Jeśli chodzi o zagospodarowanie okienek, w których rosły drzewa, a na przykład trzeba było je wyciąć po wichurze, zmieniamy filozofię. Do teraz często okienko pozostawało puste, ponieważ czekało na tak zwane nasadzenie zastępcze. Rezygnujemy z takiego podejścia. Postaramy się jesienią lub najpóźniej wiosną wszystkie istniejące okienka zagospodarować w podobny sposób, jak na ulicy Madalińskiego. Oprócz drzew będziemy starali się sadzić również krzewy.

Z tego co wiem, to szykuje się rewolucja na ulicy Konopnickiej. Może Pan dyrektor już coś zdradzić?

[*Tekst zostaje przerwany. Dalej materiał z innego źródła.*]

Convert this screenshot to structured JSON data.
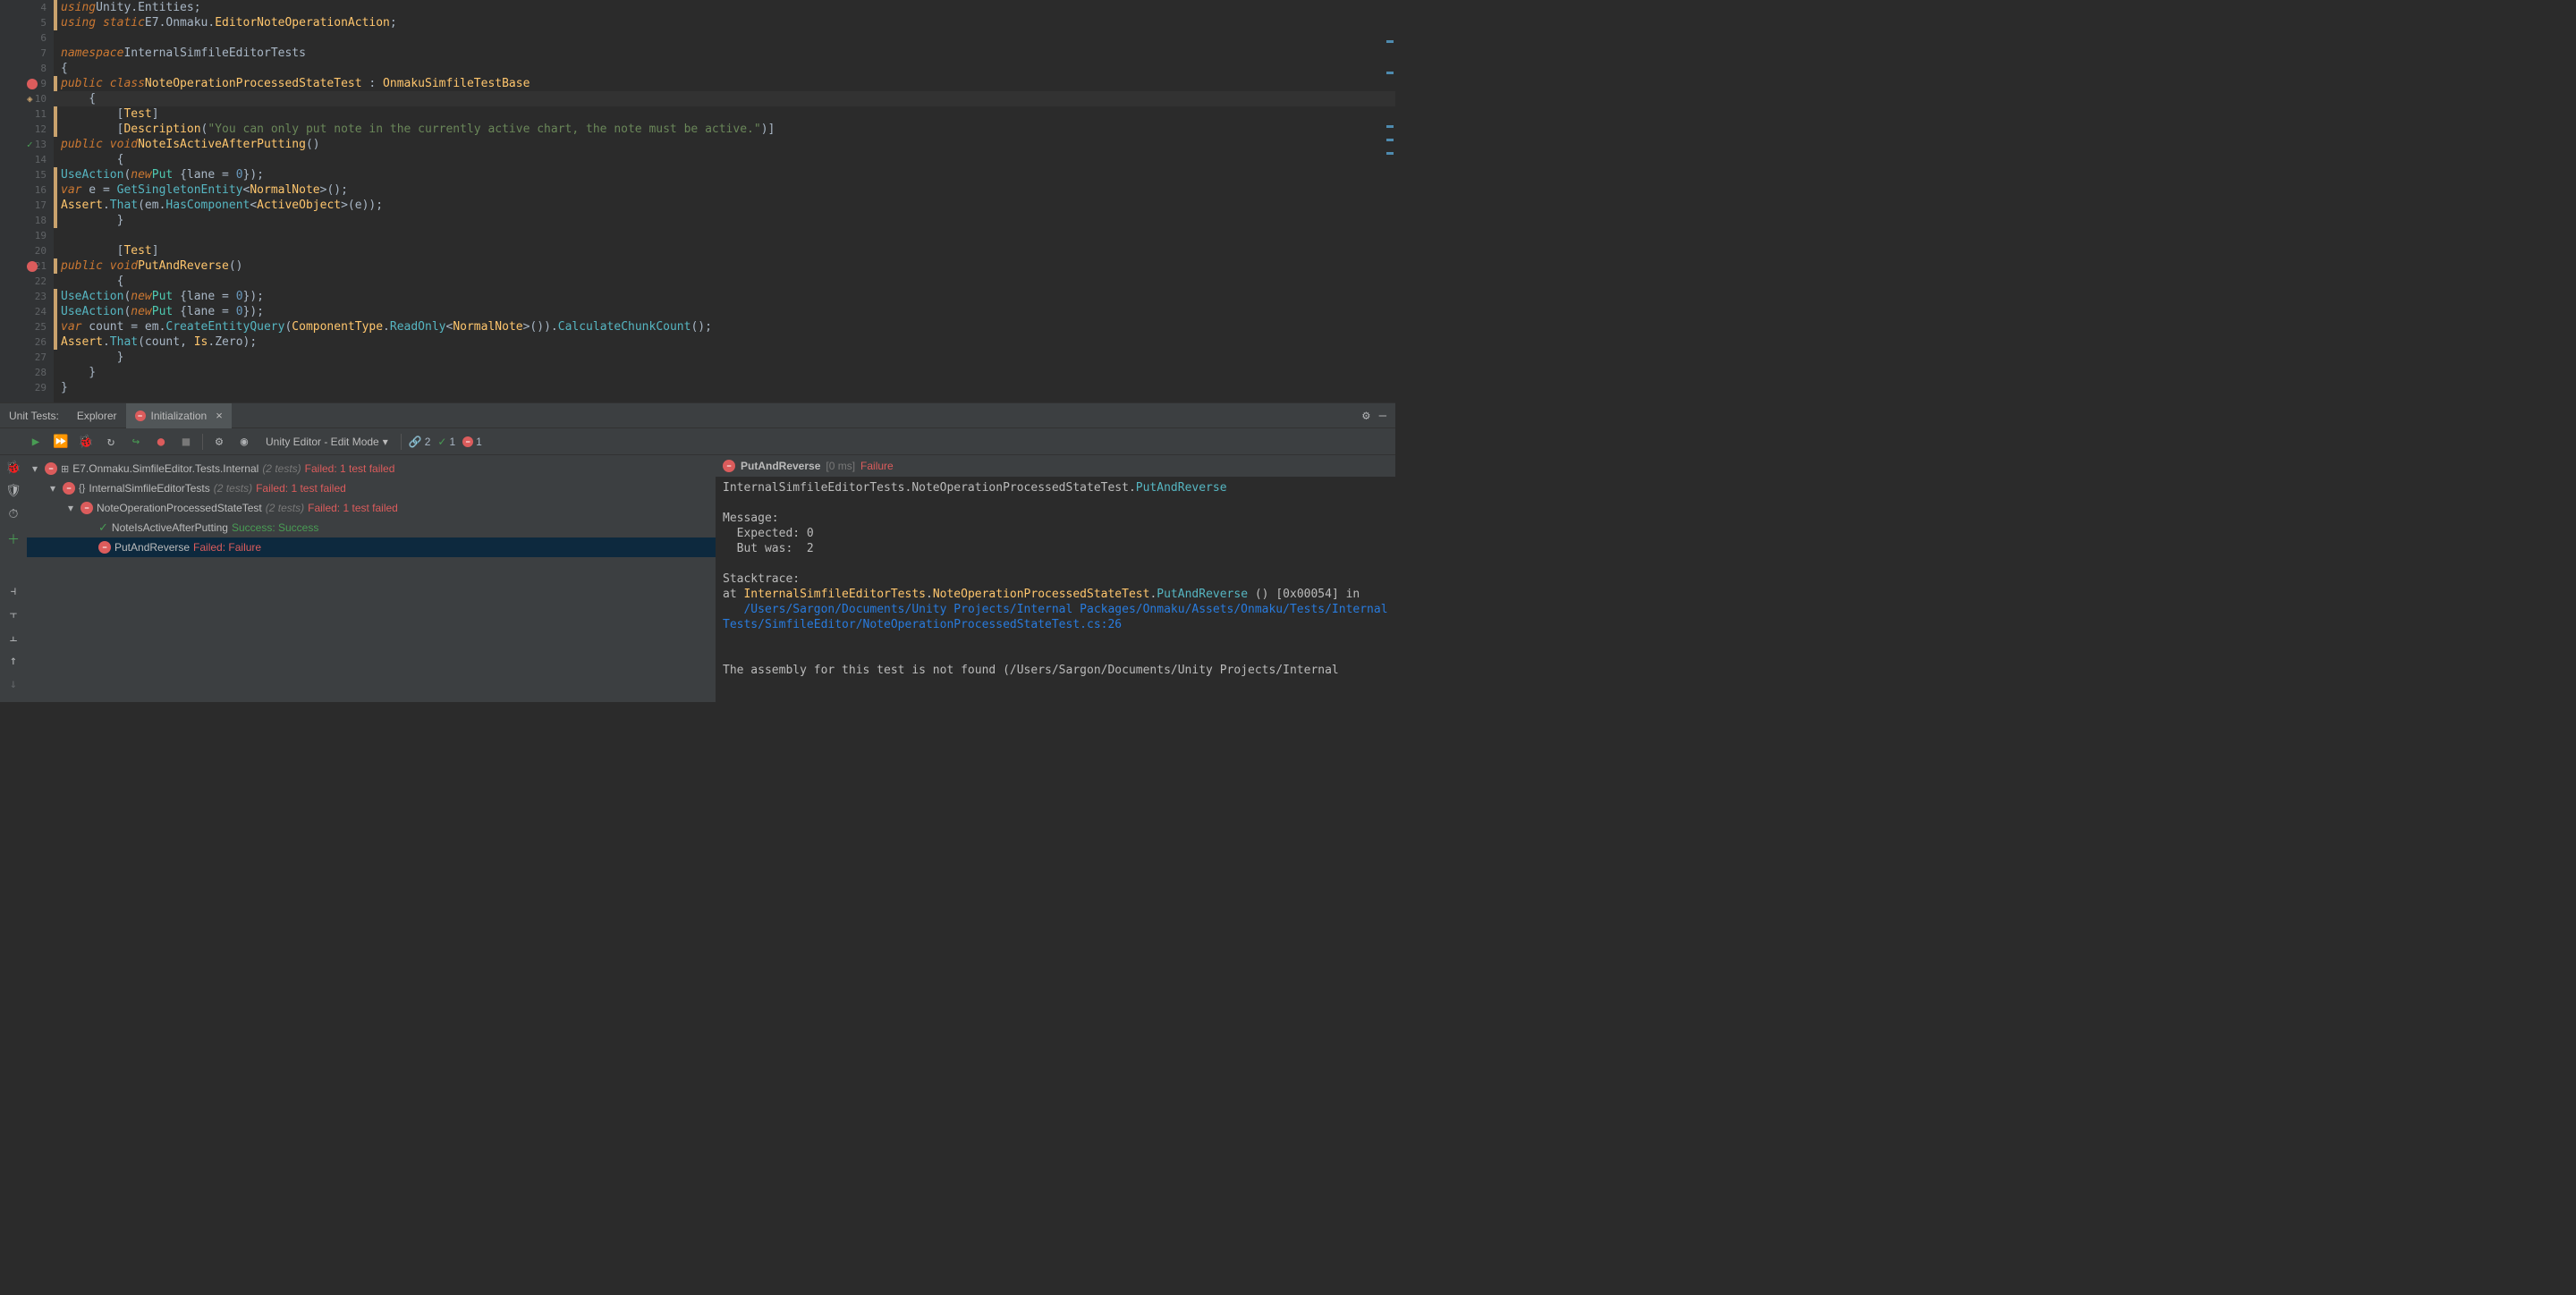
{
  "editor": {
    "lines": {
      "4": "using Unity.Entities;",
      "5": "using static E7.Onmaku.EditorNoteOperationAction;",
      "7": "namespace InternalSimfileEditorTests",
      "8": "{",
      "9": "    public class NoteOperationProcessedStateTest : OnmakuSimfileTestBase",
      "10": "    {",
      "11": "        [Test]",
      "12": "        [Description(\"You can only put note in the currently active chart, the note must be active.\")]",
      "13": "        public void NoteIsActiveAfterPutting()",
      "14": "        {",
      "15": "            UseAction(new Put {lane = 0});",
      "16": "            var e = GetSingletonEntity<NormalNote>();",
      "17": "            Assert.That(em.HasComponent<ActiveObject>(e));",
      "18": "        }",
      "20": "        [Test]",
      "21": "        public void PutAndReverse()",
      "22": "        {",
      "23": "            UseAction(new Put {lane = 0});",
      "24": "            UseAction(new Put {lane = 0});",
      "25": "            var count = em.CreateEntityQuery(ComponentType.ReadOnly<NormalNote>()).CalculateChunkCount();",
      "26": "            Assert.That(count, Is.Zero);",
      "27": "        }",
      "28": "    }",
      "29": "}"
    }
  },
  "panel": {
    "tabsLabel": "Unit Tests:",
    "explorerTab": "Explorer",
    "activeTab": "Initialization",
    "closeX": "×"
  },
  "toolbar": {
    "mode": "Unity Editor - Edit Mode",
    "linkCount": "2",
    "passCount": "1",
    "failCount": "1"
  },
  "tree": {
    "root": {
      "name": "E7.Onmaku.SimfileEditor.Tests.Internal",
      "count": "(2 tests)",
      "status": "Failed: 1 test failed"
    },
    "ns": {
      "name": "InternalSimfileEditorTests",
      "count": "(2 tests)",
      "status": "Failed: 1 test failed"
    },
    "class": {
      "name": "NoteOperationProcessedStateTest",
      "count": "(2 tests)",
      "status": "Failed: 1 test failed"
    },
    "test1": {
      "name": "NoteIsActiveAfterPutting",
      "status": "Success: Success"
    },
    "test2": {
      "name": "PutAndReverse",
      "status": "Failed: Failure"
    }
  },
  "detail": {
    "title": "PutAndReverse",
    "time": "[0 ms]",
    "result": "Failure",
    "qname_ns": "InternalSimfileEditorTests.NoteOperationProcessedStateTest.",
    "qname_method": "PutAndReverse",
    "messageLabel": "Message:",
    "expected": "  Expected: 0",
    "butwas": "  But was:  2",
    "stackLabel": "Stacktrace:",
    "stack_at": "at ",
    "stack_q1": "InternalSimfileEditorTests",
    "stack_dot": ".",
    "stack_q2": "NoteOperationProcessedStateTest",
    "stack_q3": "PutAndReverse",
    "stack_tail": " () [0x00054] in",
    "stack_path": "/Users/Sargon/Documents/Unity Projects/Internal Packages/Onmaku/Assets/Onmaku/Tests/InternalTests/SimfileEditor/NoteOperationProcessedStateTest.cs:26",
    "assembly": "The assembly for this test is not found (/Users/Sargon/Documents/Unity Projects/Internal"
  }
}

W ramach budżetu obywatelskiego będzie realizowany projekt zazieleniania. Postanowiliśmy z ulicy Marii Konopnickiej "wycisnąć" jak najwięcej zieleni. Jeszcze jesienią tego roku, jeśli pogoda i zamówienia publiczne pozwolą, będzie posadzone kilkaset drzew w pasie drogowym, a wiosną przyszłego roku - choć już dziś mogę zaprosić mieszkańców do wspólnej akcji - pojawi się 60 tysięcy róż. Planujemy dużą akcję z czasowym wyłączeniem, najprawdopodobniej w soboty, po jednym pasie ruchu, aby mieszkańcy mogli współuczestniczyć w zazielenianiu centrum miasta. Widzimy, jaką niezwykłą popularnością cieszą się podobne akcję z sadzeniem lasów.